Un pequeño grupo de personas, claramente miembros de la nobleza y del clero, estaba situado a un lado de dicha alfombra y les miraban sin dejar de hablar entre ellos.

Al llegar al final de la alfombra el sirviente les indicó que se detuvieran en un punto concreto y que esperaran.

Inclinados hacia delante, cabizbajos, Don Álvaro y Juan de Yepes podían escuchar el chirrido de un metal forzado a desplazarse. Era la silla del Rey, que a causa de su enfermedad había ordenado construir con pequeñas ruedas para permitirle el desplazamiento sin tanto sufrimiento.

-Don Álvaro Vázquez de Baiona,-pronunció el Rey- me alegra ver que mantenéis la vitalidad que siempre he admirado.

-Majestad…, – cargado de todo el respeto posible pronunció Don Álvaro esta palabra.

El joven Juan sintió un escalofrío seguido de una gran conmoción por estar ante el Rey y Emperador del mayor territorio que Europa haya conocido nunca.
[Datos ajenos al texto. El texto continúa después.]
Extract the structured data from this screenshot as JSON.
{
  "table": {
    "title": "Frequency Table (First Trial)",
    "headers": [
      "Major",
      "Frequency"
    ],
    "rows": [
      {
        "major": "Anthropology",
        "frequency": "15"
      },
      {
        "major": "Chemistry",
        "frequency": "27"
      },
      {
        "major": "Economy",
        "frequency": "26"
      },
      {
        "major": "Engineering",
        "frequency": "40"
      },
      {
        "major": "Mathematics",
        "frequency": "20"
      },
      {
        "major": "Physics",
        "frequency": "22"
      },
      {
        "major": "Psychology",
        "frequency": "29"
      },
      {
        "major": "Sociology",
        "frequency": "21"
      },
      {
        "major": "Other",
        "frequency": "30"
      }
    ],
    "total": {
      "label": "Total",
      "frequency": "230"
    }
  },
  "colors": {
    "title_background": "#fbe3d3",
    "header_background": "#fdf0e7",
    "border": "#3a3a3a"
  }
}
Era la primera vez que estaba delante del César y no pudo por menos que agradecer en su fuero interno al Maestro que hubiera contado con él para esta visita.
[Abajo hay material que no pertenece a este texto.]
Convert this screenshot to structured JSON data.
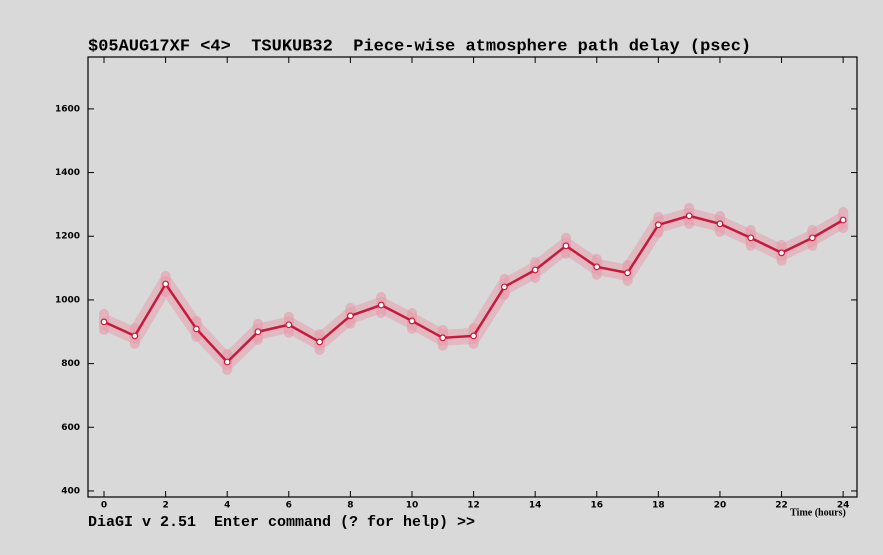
{
  "chart_data": {
    "type": "line",
    "title": "$05AUG17XF <4>  TSUKUB32  Piece-wise atmosphere path delay (psec)",
    "x_label": "Time (hours)",
    "prompt": "DiaGI v 2.51  Enter command (? for help) >>",
    "x": [
      0,
      1,
      2,
      3,
      4,
      5,
      6,
      7,
      8,
      9,
      10,
      11,
      12,
      13,
      14,
      15,
      16,
      17,
      18,
      19,
      20,
      21,
      22,
      23,
      24
    ],
    "series": [
      {
        "color": "#c8193c",
        "band_color": "#e89aaa",
        "values": [
          931,
          887,
          1050,
          909,
          805,
          900,
          922,
          868,
          950,
          984,
          934,
          881,
          887,
          1041,
          1094,
          1170,
          1104,
          1085,
          1236,
          1264,
          1239,
          1195,
          1148,
          1195,
          1251
        ],
        "errors": [
          25,
          25,
          25,
          25,
          25,
          25,
          25,
          25,
          25,
          25,
          25,
          25,
          25,
          25,
          25,
          25,
          25,
          25,
          25,
          25,
          25,
          25,
          25,
          25,
          25
        ]
      }
    ],
    "xlim": [
      -0.52,
      24.45
    ],
    "ylim": [
      381,
      1763
    ],
    "xticks": [
      0,
      2,
      4,
      6,
      8,
      10,
      12,
      14,
      16,
      18,
      20,
      22,
      24
    ],
    "yticks": [
      400,
      600,
      800,
      1000,
      1200,
      1400,
      1600
    ]
  }
}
-Don Álvaro, -continúo el Rey- he de encomendarle un trabajo que sólo puede recaer en su docta persona. Una tarea cargada de responsabilidad para la que sólo confío en su persona.

-Verás, en breve abdicaré en mi hijo, el príncipe Felipe, actual Rey de Inglaterra. Pero antes tengo que solucionar un gran problema que acucia al reino. Como bien sabes dada tu posición en la corte, hace tres años tuvimos que hacer frente al hostigamiento de protestantes, franceses y turcos… -seguía el Rey

El Maestro recordaba perfectamente esa circunstancia. Su posición en la corte no era otra que la de responsable de la Hacienda Real y, como tal, asesor del Rey en materia de comercio, cambios, juros y fondos indianos.

A raíz de aquellas circunstancias hubo de cumplir con la aportación de la Hacienda Real de un total de doscientos veintiún mil ducados. Una cantidad de dinero que puso en entredicho la estabilidad presupuestaria y que había ido generando un desajuste en las finanzas del Reino.

-…por tanto, se requiere solucionar esa situación con premura y tu gran conocimiento de la materia será totalmente necesario para darle la salida conveniente al problema.-terminó el Rey.

– Majestad, soy consciente de la premura del asunto y no hay duda que pondré todo mi empeño y conocimiento al servicio de la causa. Con su carta real tendré la autoridad de llegar a solucionar este problema.

EL Rey tenía plena confianza en su Contador Mayor.